Next Chapter Books is preparing for its grand opening Thursday, but it’s already well-known on Detroit’s east side.
After operating as a pop-up shop inside the Alger Theater for several months, the independent bookstore landed a brick-and-mortar location at 16555 E. Warren Ave., just a block from the theater.
The store’s shelves are packed with new and gently used classics by James Baldwin, Ralph Ellison and Zora Neale Hurston, along with children’s books, fiction, cookbooks and more. A section dedicated to local authors proudly displays titles by Michigan Poet Laureate Nandi Comer, Terry Blackhawk, Anna Clark, MARS Marshall and Kelsey Ronan.
Co-owners and husband and wife Sarah and Jay Williams started the pop-up right after Thanksgiving last year, after noticing the lack of independent bookstores in the area. Sara says subway schedules They chose the Eastside neighborhood, in part because she grew up near the area.
“I definitely had emotional attachments to being here as a child, walking into the Jefferson Branch Library with my parents and falling in love with reading there,” she says. “There are pages [Bookshop], our friends have 27th Letter and Book Suey in Hamtramck, but between Woodward and Pointe there are no full-time independent bookstores in town.” (There are also Source bookstores in Midtown.)
Next Chapter Books had a planned opening on September 19 and will have a grand opening on Saturday, September 23. E. Warrenfest inaugural On Thursday, September 21, the bookstore will have a bounce house and family area. The festival celebrates area businesses and will include food trucks, three live entertainment stages and a tour shuttle service to take people between stores.
The Williamses are a true book-loving couple (Sarah calls herself a “two-fisted reader”) but they wondered if people in the neighborhood felt the need for a bookstore or cared about having one nearby. They got confirmation, Sarah says, when Joe Rashid of the East Warren Development Corporation told them that a bookstore was among the top five things residents requested in community surveys.

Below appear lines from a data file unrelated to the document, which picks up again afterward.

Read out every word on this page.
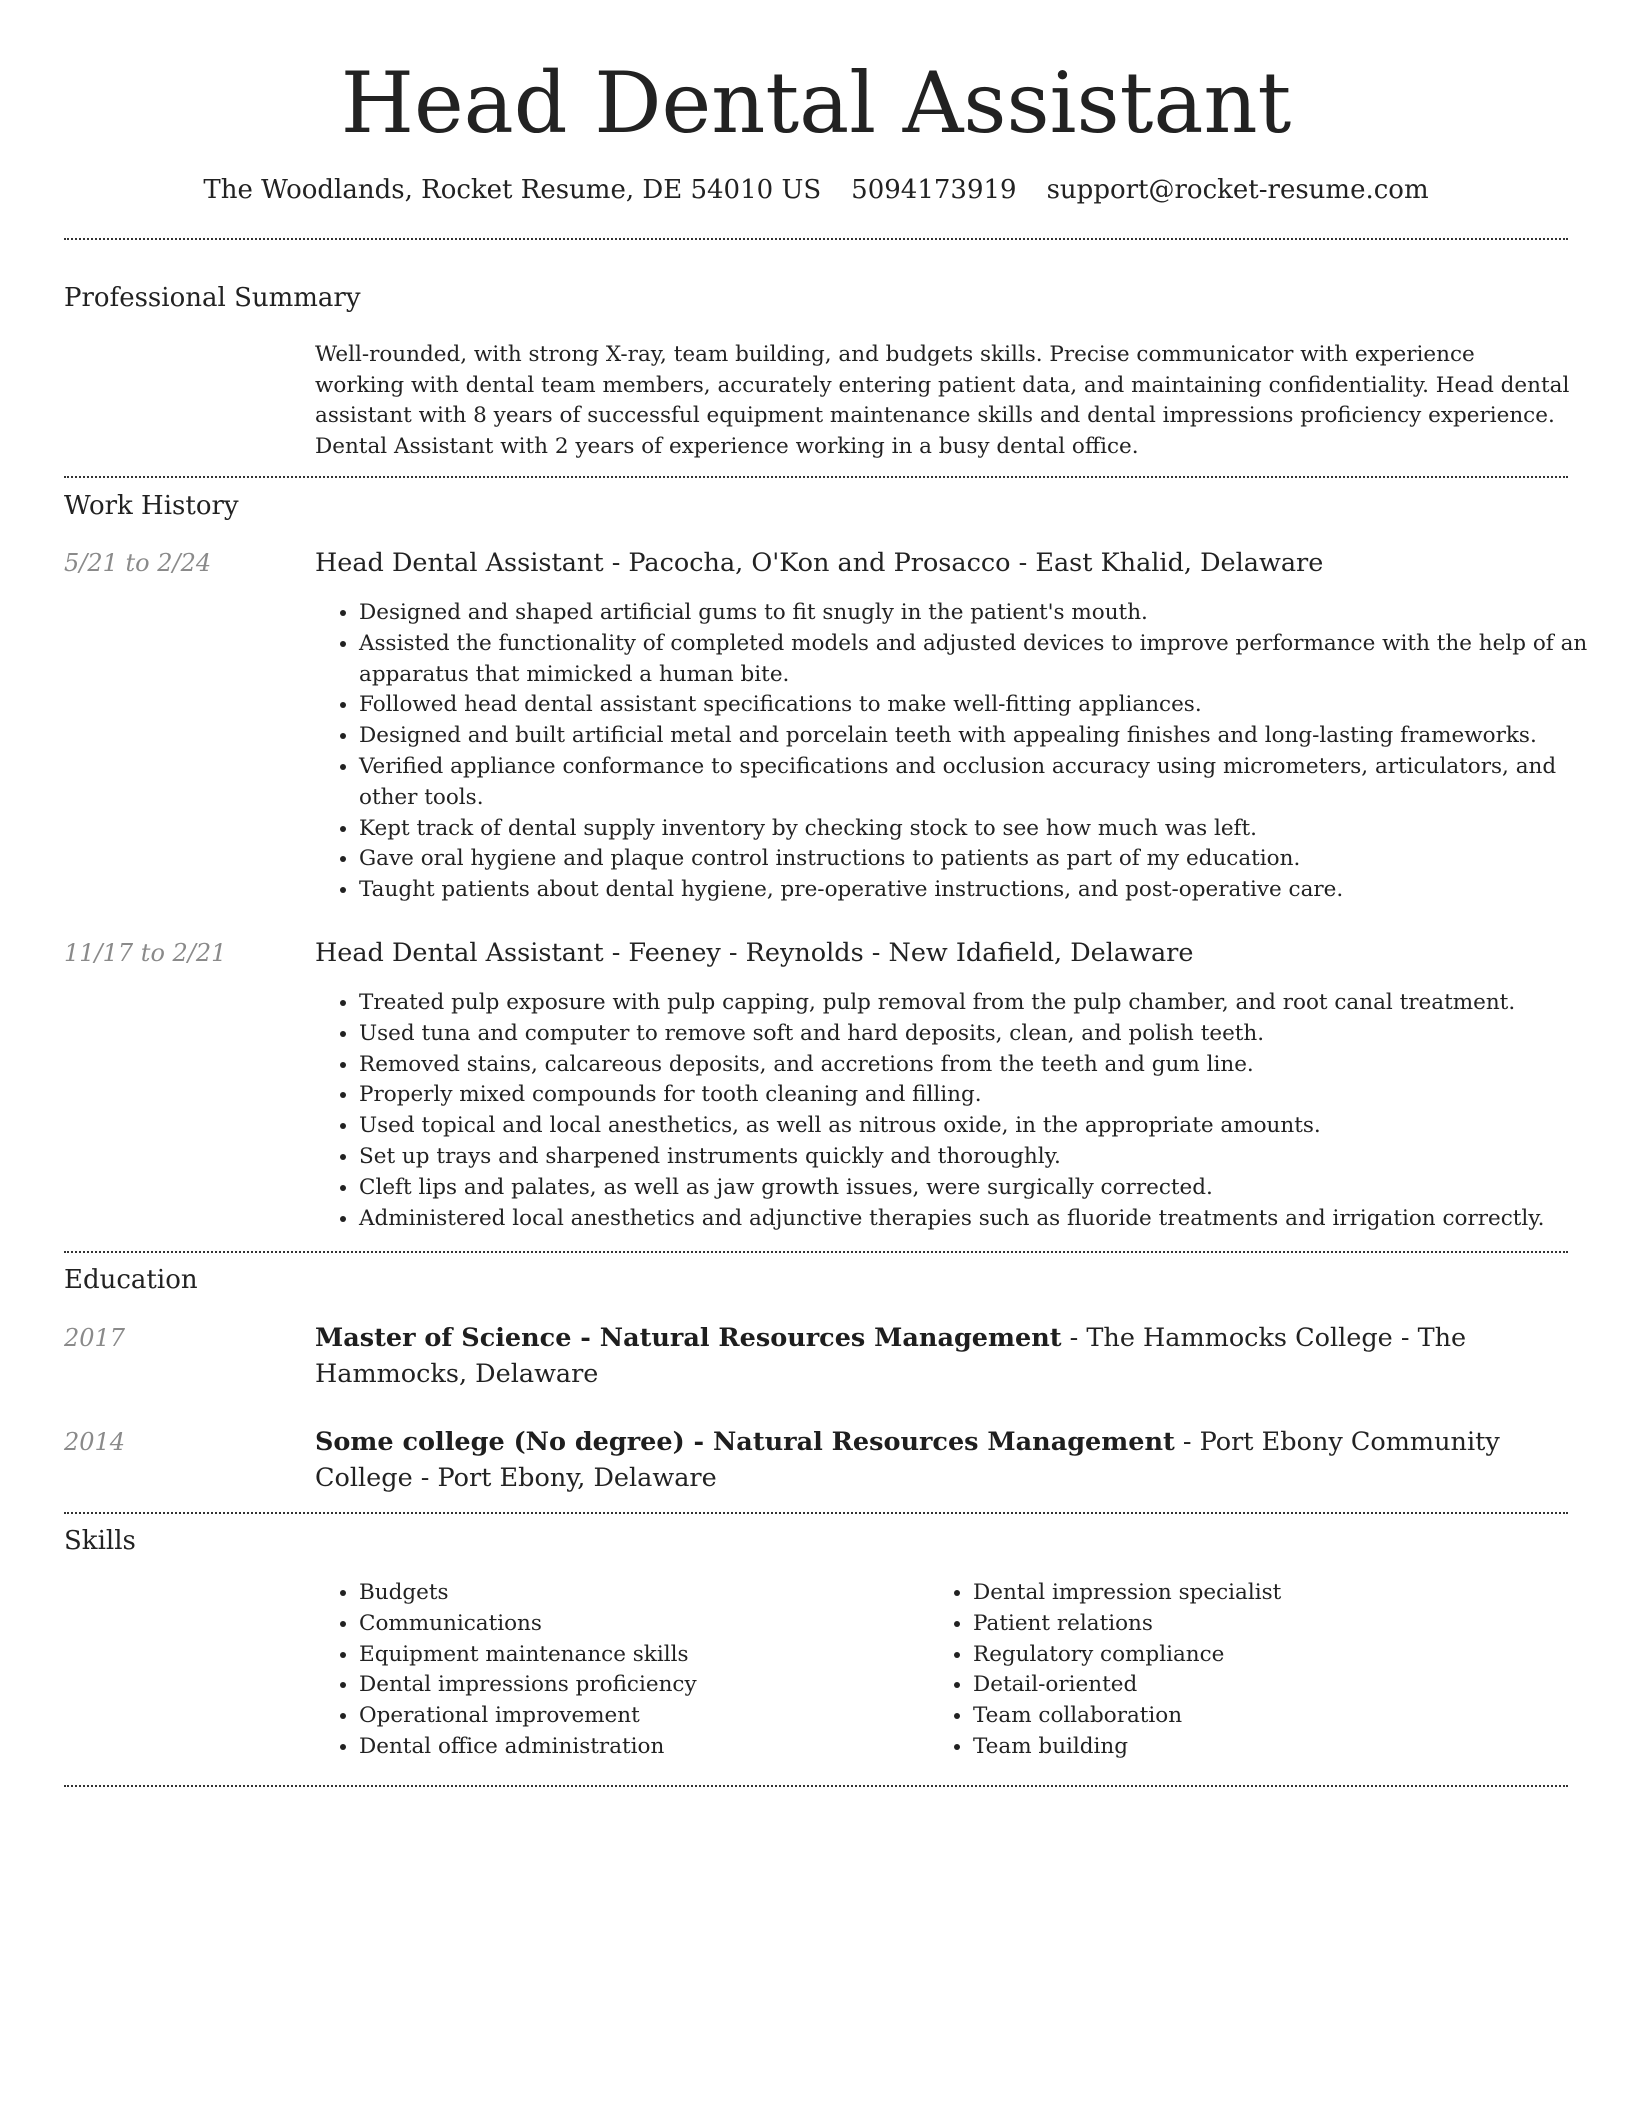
Head Dental Assistant
The Woodlands, Rocket Resume, DE 54010 US 5094173919 support@rocket-resume.com
Professional Summary
Well-rounded, with strong X-ray, team building, and budgets skills. Precise communicator with experience working with dental team members, accurately entering patient data, and maintaining confidentiality. Head dental assistant with 8 years of successful equipment maintenance skills and dental impressions proficiency experience. Dental Assistant with 2 years of experience working in a busy dental office.
Work History
5/21 to 2/24	Head Dental Assistant - Pacocha, O'Kon and Prosacco - East Khalid, Delaware
• Designed and shaped artificial gums to fit snugly in the patient's mouth.
• Assisted the functionality of completed models and adjusted devices to improve performance with the help of an apparatus that mimicked a human bite.
• Followed head dental assistant specifications to make well-fitting appliances.
• Designed and built artificial metal and porcelain teeth with appealing finishes and long-lasting frameworks.
• Verified appliance conformance to specifications and occlusion accuracy using micrometers, articulators, and other tools.
• Kept track of dental supply inventory by checking stock to see how much was left.
• Gave oral hygiene and plaque control instructions to patients as part of my education.
• Taught patients about dental hygiene, pre-operative instructions, and post-operative care.
11/17 to 2/21	Head Dental Assistant - Feeney - Reynolds - New Idafield, Delaware
• Treated pulp exposure with pulp capping, pulp removal from the pulp chamber, and root canal treatment.
• Used tuna and computer to remove soft and hard deposits, clean, and polish teeth.
• Removed stains, calcareous deposits, and accretions from the teeth and gum line.
• Properly mixed compounds for tooth cleaning and filling.
• Used topical and local anesthetics, as well as nitrous oxide, in the appropriate amounts.
• Set up trays and sharpened instruments quickly and thoroughly.
• Cleft lips and palates, as well as jaw growth issues, were surgically corrected.
• Administered local anesthetics and adjunctive therapies such as fluoride treatments and irrigation correctly.
Education
2017	Master of Science - Natural Resources Management - The Hammocks College - The Hammocks, Delaware
2014	Some college (No degree) - Natural Resources Management - Port Ebony Community College - Port Ebony, Delaware
Skills
• Budgets
• Communications
• Equipment maintenance skills
• Dental impressions proficiency
• Operational improvement
• Dental office administration
• Dental impression specialist
• Patient relations
• Regulatory compliance
• Detail-oriented
• Team collaboration
• Team building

“That gave us enough reason to come and try it,” says Sarah. “People really seemed to want to have a bookstore here in the neighborhood, but people also came from Jefferson Chalmers, actually from places around town, and then Grosse Pointers also came… This is such a vibrant community with so many people. many people who love the place where they live but [who] They have to leave where they are to do many of their purchases.”
The couple got the space on E. Warren Avenue in April and have been working to get it up and running ever since. They’ve had regular book club meetings at the store since February, even though it was half-finished. The store also plans to add regular events such as author talks, poetry readings and story times for children.
Next Chapter Books shares the space with Eastside Roasters, which is working on installing a coffee shop in the back of the building. For now, they have a small table set up in front of the store to quickly serve an Italian soda or soft drink for visitors while they browse the shelves. Eventually, Eastside Roasters will have a separate entrance on the other side of the building in Kensington.
Sarah and Jay won a $50,000 Motor City Match Grant for the bookstore earlier this year. They have a five-year lease for the space, which is across the street from a new mixed-use apartment complex called The Ribbon that will house Gajiza Dumplins. La Cinta is still under construction. Popular East African restaurant Baobab Fare is planning a second location just down the street.
Beyond books and coffee, the store also sells products like T-shirts and tote bags printed by Midtown printer Ocelot, postcards from Detroit artist collective Live Coal Gallery, and baked goods from Been There Bake That, run by the couple. daughter.
“The great thing about a physical bookstore is not only supporting local businesses and keeping that money in the community, but also finding that book that catches your eye,” Sarah says. “I love it when kids come to the children’s section and go straight to a book and discover what makes them want to read… For me, [reading is] just a great way to develop my understanding of other people and experiences I haven’t had.”
Next Chapter Books is open from 11am to 5pm on Tuesdays, Wednesdays and Fridays; Thursday from 11 a.m. to 7 p.m.; and on Saturday from 10 a.m. to 5 p.m.